Dr. Tanishq Mathew Abraham: 59:16 Yeah. I guess let's start with fears. In terms of fears, of course, I think my fear in terms of AI and society is just maybe how much polarized our society may become because of AI. That seems to be a big concern. The concern of biases as well being made worse because of AI technology. There's a lot of concerns like this and just overall concerns of the reliability of AI tools and what kinds of dangerous circumstances that could lead to.

In terms of what I'm excited about AI, I think I'm really excited, well, of course, as you can imagine, I'd be very excited about is the medical applications of AI and using AI to improve patient care. I'm really excited about all kinds of applications there. I and, of course, I'm excited about using AI for education, being able to learn whatever we want to learn. I think AI is going to be extremely valuable for that.

Yeah. I mean, I think AI is, AI can be used in various different ways. And I think there may be concerns of AI being used for polarization of society, but I also think that AI could be used for bringing society together and being able to connect with each other. I mean, there's so many ways that it could be able to, I mean, it's happening even now with very primitive forms of AI. We have social networks. We have things like, for example, translation that's able to connect us with people from other cultures. There's so many forms of even primitive AI tools that are being used nowadays that are helping us connect with other people. So I'm hoping that that kind of trend continues even with the current AI tools.

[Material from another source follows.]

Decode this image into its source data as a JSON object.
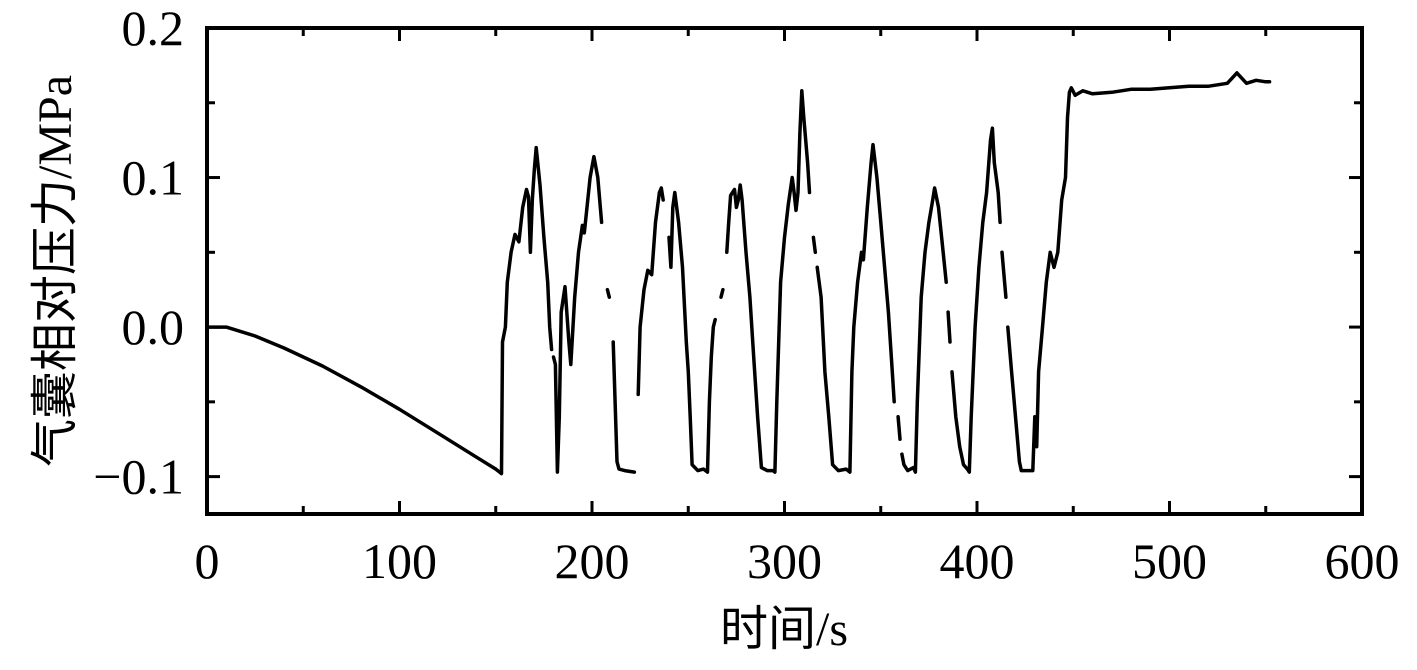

And I'm also really interested in how AI will help enable people's creativity, and I think we're starting to see this already with some of these AI art tools. And so I think there's lots of interesting creative applications of AI and just being able to bring ideas that people have into the real world with AI. I think that's really exciting. Of course, maybe that will soon happen with mind reading and things like this that will then immediately take it from the idea stage to something that's physical, something that's happening right in front of you. But yeah, I'm really excited about just how AI can enable people to bring their ideas and actually augment their creativity.

So yeah, I think there's a lot of really interesting applications, but yeah, it's always a, it can go both ways and, it's a very nuanced topic in terms of the both the benefits and the opportunities of AI as well as the risks and concerns.

Nathan Labenz: 1:02:08 Tanishq Mathew Abraham, happy twentieth birthday in just a few days, and thank you for being part of the Cognitive Revolution.

Dr. Tanishq Mathew Abraham: 1:02:15 Thank you for having me. It's been really fun.